--- Comment #21 from rsandifo at gcc dot gnu.org <rsandifo at gcc dot gnu.org>
Created attachment 43646
Patch to reduce spills for Armv7
(In reply to rsand...@gcc.gnu.org from comment #20)
> (In reply to Wilco from comment #12)
> > There are 2 separate issues in the ARMv7 case. One is scheduling, the -S
> > output goes down from 437 lines to 305 lines with -fno-schedule-insns (stack
> > size 276 rather than 448 bytes). So basically the "register pressure aware"
> > scheduler introduces lots of unnecessary spills.
> This is kind-of expected in general, though almost certainly wrong in this
> case. The default "weighted" algorithm tended to overemphasise decreasing
> spills (at the cost of decreasing ILP) and slowed down some important
> benchmarks for which some spilling was better. The "model" algorithm was
> supposed to be a compromise.
> I'll have a look to see whether there's an easy way of handling this case
> better without regressing others. (I'm not assigning myself since it's
> unrelated to the x86 problem.)
SCHED_PRESSURE_MODEL first tries to create a "model" schedule
that keeps register down as far as possible and then uses that
to guide the "real" schedule. It looks like the model schedule
goes catastrophically wrong in this case though: the original
order had a VFP_REGS pressure of 56 (against a capacity of 64)

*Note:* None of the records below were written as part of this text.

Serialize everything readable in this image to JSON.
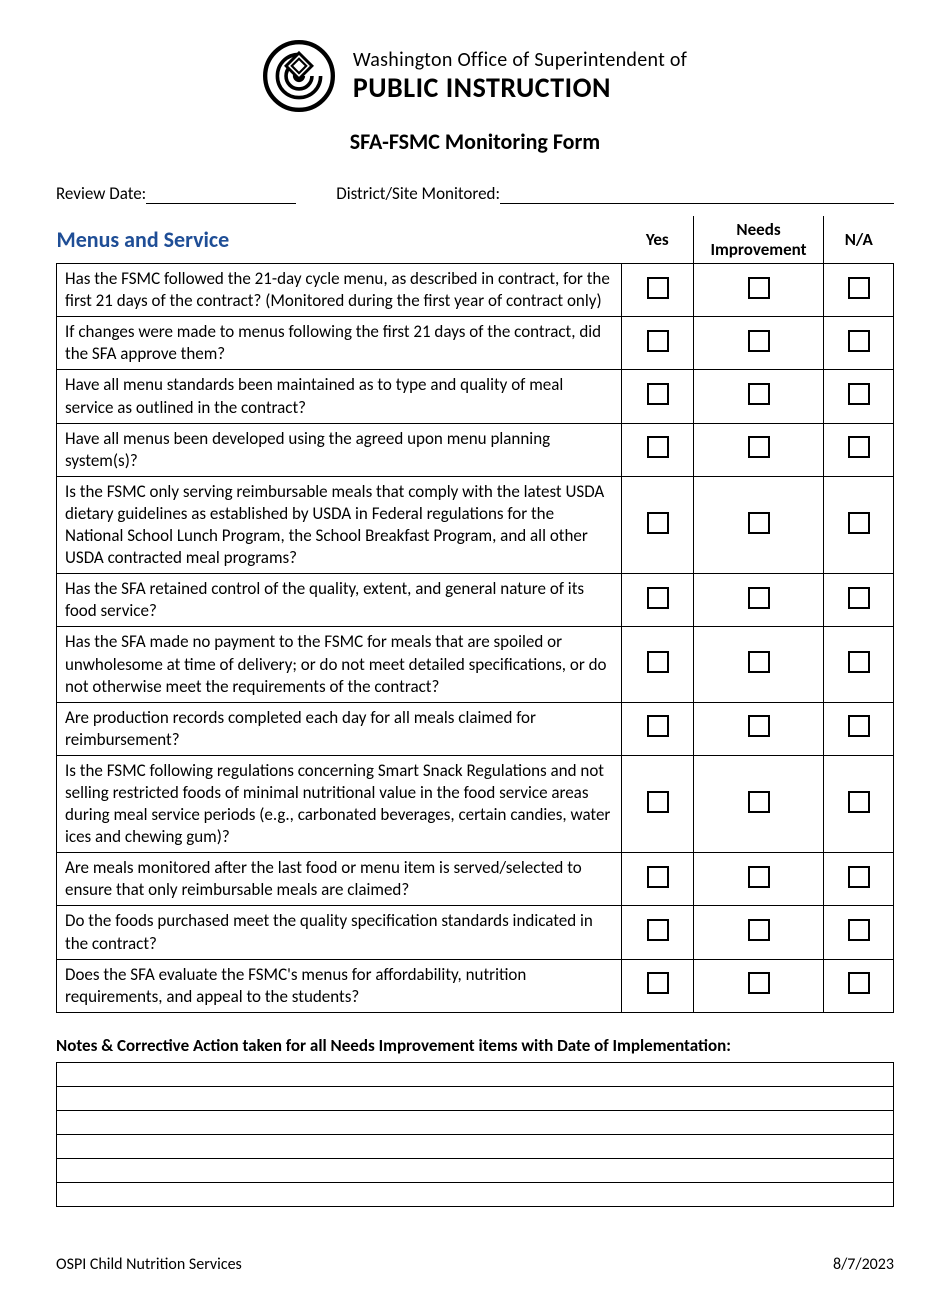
{
  "header": {
    "org_line1": "Washington Office of Superintendent of",
    "org_line2": "PUBLIC INSTRUCTION",
    "form_title": "SFA-FSMC Monitoring Form"
  },
  "meta": {
    "review_date_label": "Review Date:",
    "district_label": "District/Site Monitored:"
  },
  "section": {
    "title": "Menus and Service",
    "title_color": "#1f4e96",
    "columns": {
      "yes": "Yes",
      "needs": "Needs Improvement",
      "na": "N/A"
    }
  },
  "questions": [
    "Has the FSMC followed the 21-day cycle menu, as described in contract, for the first 21 days of the contract? (Monitored during the first year of contract only)",
    "If changes were made to menus following the first 21 days of the contract, did the SFA approve them?",
    "Have all menu standards been maintained as to type and quality of meal service as outlined in the contract?",
    "Have all menus been developed using the agreed upon menu planning system(s)?",
    "Is the FSMC only serving reimbursable meals that comply with the latest USDA dietary guidelines as established by USDA in Federal regulations for the National School Lunch Program, the School Breakfast Program, and all other USDA contracted meal programs?",
    "Has the SFA retained control of the quality, extent, and general nature of its food service?",
    "Has the SFA made no payment to the FSMC for meals that are spoiled or unwholesome at time of delivery; or do not meet detailed specifications, or do not otherwise meet the requirements of the contract?",
    "Are production records completed each day for all meals claimed for reimbursement?",
    "Is the FSMC following regulations concerning Smart Snack Regulations and not selling restricted foods of minimal nutritional value in the food service areas during meal service periods (e.g., carbonated beverages, certain candies, water ices and chewing gum)?",
    "Are meals monitored after the last food or menu item is served/selected to ensure that only reimbursable meals are claimed?",
    "Do the foods purchased meet the quality specification standards indicated in the contract?",
    "Does the SFA evaluate the FSMC's menus for affordability, nutrition requirements, and appeal to the students?"
  ],
  "notes": {
    "heading": "Notes & Corrective Action taken for all Needs Improvement items with Date of Implementation:",
    "row_count": 6
  },
  "footer": {
    "left": "OSPI Child Nutrition Services",
    "right": "8/7/2023"
  }
}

while the model schedule had a pressure of 76(!).
I think the problem is that the algorithm was tuned on load/store
style loops, where it was beneficial to keep the model schedule
narrow and try to reach the eventual store (so killing off a
whole chain). It doesn't cope well with so many accumulators,
where completing the chain never leads to a reduction in pressure.
The attached patch is a proof of concept that tries to handle
this kind of situation better. The model schedule now gives
a VFP_REGS pressure of 52 instead of 76, which is 4 below the
unscheduled code. I'll try to give it more wider testing when
I have time.
Although the patch removes some of the spills, the scheduler
still thinks that it's better to keep others. And in that
sense it's working as intended, since as far as GCC's view
of the pipeline is concerned, the spills give faster code.

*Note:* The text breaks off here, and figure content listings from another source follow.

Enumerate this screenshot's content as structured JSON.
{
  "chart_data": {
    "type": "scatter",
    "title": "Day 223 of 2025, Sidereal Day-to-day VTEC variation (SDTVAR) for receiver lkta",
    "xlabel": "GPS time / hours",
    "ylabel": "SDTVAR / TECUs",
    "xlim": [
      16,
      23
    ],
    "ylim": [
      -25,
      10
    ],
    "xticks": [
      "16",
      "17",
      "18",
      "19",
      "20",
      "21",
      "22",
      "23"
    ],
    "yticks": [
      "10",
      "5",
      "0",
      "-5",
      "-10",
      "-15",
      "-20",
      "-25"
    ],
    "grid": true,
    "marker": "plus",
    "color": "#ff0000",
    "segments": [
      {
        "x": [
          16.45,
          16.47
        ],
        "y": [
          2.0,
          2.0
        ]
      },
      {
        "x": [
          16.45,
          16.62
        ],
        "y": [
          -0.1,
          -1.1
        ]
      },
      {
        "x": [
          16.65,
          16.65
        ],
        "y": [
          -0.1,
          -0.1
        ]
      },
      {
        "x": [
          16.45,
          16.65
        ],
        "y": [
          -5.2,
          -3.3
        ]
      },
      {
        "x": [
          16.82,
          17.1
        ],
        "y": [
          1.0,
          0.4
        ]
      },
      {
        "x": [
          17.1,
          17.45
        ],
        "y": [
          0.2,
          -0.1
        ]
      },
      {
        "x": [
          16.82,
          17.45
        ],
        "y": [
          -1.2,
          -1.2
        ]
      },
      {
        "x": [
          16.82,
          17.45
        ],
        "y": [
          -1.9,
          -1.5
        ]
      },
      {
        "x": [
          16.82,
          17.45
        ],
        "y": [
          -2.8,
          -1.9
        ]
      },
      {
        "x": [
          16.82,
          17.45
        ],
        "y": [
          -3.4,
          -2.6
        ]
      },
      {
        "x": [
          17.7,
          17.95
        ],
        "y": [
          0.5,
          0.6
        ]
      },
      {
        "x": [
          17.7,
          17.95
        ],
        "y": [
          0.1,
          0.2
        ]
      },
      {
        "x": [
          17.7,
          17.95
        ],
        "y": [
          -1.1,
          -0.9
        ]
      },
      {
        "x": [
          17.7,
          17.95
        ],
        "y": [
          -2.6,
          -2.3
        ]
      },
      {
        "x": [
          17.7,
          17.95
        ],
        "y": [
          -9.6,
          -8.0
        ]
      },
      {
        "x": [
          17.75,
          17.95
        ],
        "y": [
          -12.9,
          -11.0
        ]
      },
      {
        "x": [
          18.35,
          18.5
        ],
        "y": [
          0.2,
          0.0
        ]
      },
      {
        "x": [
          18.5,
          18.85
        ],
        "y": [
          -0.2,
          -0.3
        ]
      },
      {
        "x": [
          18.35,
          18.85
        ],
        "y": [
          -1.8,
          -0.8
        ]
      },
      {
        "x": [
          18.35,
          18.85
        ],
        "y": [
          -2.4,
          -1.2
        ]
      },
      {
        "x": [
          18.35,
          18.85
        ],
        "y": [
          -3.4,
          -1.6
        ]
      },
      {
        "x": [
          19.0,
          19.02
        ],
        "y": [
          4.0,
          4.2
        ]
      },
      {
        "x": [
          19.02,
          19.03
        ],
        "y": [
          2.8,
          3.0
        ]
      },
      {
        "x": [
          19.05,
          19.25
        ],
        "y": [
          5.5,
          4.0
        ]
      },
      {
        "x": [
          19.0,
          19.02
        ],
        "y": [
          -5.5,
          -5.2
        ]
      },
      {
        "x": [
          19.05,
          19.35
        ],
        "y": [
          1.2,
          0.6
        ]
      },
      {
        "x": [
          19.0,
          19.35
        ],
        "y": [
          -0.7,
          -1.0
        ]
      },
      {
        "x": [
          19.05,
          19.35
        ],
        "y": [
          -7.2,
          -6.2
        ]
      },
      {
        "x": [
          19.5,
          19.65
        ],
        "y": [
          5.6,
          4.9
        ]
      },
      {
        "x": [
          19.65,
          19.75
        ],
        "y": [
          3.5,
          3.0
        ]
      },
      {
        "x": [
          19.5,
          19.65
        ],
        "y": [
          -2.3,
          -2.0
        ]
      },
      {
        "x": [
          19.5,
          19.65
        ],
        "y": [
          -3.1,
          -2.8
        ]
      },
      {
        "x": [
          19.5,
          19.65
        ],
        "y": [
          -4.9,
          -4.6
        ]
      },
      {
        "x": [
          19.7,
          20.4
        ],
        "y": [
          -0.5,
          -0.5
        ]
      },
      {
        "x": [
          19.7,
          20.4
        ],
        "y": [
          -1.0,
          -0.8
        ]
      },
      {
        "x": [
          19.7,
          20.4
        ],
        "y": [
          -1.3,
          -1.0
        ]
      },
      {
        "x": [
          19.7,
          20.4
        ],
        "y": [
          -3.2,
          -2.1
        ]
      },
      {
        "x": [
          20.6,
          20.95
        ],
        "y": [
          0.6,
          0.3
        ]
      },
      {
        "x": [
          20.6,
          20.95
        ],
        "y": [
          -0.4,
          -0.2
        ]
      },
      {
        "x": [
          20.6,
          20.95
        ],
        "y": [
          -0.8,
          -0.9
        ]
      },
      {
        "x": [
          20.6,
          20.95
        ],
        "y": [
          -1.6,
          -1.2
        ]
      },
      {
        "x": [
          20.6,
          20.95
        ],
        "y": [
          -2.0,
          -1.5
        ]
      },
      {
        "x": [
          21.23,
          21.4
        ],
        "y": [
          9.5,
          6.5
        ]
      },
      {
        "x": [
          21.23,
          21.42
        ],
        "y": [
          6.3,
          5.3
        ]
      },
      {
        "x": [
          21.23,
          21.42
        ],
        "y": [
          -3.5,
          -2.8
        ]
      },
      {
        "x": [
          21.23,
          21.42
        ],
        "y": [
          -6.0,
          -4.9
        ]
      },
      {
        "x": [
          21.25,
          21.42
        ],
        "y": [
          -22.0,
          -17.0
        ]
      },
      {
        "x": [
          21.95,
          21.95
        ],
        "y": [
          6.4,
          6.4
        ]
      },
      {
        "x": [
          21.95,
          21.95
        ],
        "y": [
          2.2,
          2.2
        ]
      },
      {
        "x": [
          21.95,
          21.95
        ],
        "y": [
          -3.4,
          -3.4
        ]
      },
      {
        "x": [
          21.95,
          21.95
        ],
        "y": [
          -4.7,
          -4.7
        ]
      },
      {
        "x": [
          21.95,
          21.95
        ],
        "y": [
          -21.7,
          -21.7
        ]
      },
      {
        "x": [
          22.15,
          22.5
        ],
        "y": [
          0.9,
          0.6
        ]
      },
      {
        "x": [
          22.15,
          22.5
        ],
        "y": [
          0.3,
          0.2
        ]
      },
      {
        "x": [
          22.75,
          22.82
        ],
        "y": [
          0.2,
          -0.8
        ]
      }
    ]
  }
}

This can be seen by grepping for "total time" in the sched2
dumps, which include the effect of all the spill code.
The times for the inner loop in this test are:
307 cycles for the unpatched compiler (most spills)
355 cycles for the patched compiler (some spills)
398 cycles with -fno-schedule-insns (no spills)
These were all with "-mcpu=cortex-a15 -O2" but the
results are similar with other -mcpu options.
So on GCC's own terms, using its model of the CPU,
the current mega-spill code seems like a 25% win over
the spill-free code. That's probably not true in practice,
but the scheduler can only work within the description